Stuck with a lo-res image? Google's real 'zoom in, enhance' can fix it
Until now, only Hollywood could zoom and enhance a grainy image to move a plot along with newly clear photographic evidence, but Google's neural network can now do it too. Almost.
Researchers from Google's AI Brain team have devised a pair of neural networks to look at a blurry eight-pixel by eight-pixel image of a face and reconstruct it. While it can't actually recover details that aren't in the original image, it can, like an artist who has prior knowledge of a face, fill in the blanks in a plausible way.
According to Google's researchers, the model they built plays artist by taking details from a real 64-pixel by 64-pixel image, such as a person's hair and face details, to synthesize a 32-pixel image. In this case, the training data was a large number of photos of celebrity faces and bedrooms.
"The conditioning network effectively maps a low-resolution image to a distribution over corresponding high-resolution images, while the prior models high-resolution details to make the outputs look more realistic," Google's Brain researchers explain.

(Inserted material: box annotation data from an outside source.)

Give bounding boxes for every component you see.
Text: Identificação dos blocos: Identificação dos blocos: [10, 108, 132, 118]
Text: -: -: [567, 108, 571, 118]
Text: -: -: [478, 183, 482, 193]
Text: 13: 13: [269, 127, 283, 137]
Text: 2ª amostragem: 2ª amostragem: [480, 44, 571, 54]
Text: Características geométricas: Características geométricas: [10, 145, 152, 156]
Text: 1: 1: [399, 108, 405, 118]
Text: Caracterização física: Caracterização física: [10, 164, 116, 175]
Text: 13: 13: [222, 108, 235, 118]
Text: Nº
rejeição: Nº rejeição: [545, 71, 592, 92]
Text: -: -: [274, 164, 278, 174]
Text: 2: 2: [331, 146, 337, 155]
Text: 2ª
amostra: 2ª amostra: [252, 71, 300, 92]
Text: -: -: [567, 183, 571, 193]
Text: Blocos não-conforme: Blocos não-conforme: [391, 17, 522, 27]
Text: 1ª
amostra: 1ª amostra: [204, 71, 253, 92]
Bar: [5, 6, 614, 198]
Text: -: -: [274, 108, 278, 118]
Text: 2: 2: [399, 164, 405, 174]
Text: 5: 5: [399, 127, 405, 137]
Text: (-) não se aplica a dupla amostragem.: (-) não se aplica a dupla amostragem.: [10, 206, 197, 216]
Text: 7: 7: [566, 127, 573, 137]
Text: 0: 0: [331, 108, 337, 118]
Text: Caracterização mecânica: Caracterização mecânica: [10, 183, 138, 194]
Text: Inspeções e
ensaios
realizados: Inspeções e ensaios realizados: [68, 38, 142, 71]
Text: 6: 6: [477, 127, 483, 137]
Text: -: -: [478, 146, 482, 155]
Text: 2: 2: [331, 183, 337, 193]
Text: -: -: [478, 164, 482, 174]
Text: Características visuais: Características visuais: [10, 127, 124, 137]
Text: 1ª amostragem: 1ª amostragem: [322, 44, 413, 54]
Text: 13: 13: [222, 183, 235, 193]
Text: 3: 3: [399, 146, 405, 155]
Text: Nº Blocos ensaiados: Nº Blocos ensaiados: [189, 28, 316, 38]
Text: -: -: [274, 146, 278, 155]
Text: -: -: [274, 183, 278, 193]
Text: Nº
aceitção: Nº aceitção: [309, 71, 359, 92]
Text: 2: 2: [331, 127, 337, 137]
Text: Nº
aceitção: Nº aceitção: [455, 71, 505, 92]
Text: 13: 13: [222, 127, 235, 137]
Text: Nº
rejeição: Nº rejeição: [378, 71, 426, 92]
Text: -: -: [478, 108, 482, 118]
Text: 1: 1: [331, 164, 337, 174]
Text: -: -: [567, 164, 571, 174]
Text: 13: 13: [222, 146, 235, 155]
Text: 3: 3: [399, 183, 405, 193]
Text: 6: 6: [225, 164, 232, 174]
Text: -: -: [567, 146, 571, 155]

As Ars Technica notes, the conditioning network maps the blurry image with other high-resolution images that, when shrunk to eight by eight, can be used to find a match.
Meanwhile, the prior network has learned that, for example, a brown pixel on the top of the source image is likely to be an eyebrow and so applies hi-res eyebrow-shaped brown pixels to that part of the source.
When human observers were shown the real image of a celebrity face versus the computer enhanced images, 10 percent were fooled. Ars notes that 50 percent would be a perfect score.
Given the enhanced images are impressions of what the network thinks a blurry image would look like, it probably couldn't be used as evidence in a criminal investigation, however it still may help move an inquiry along.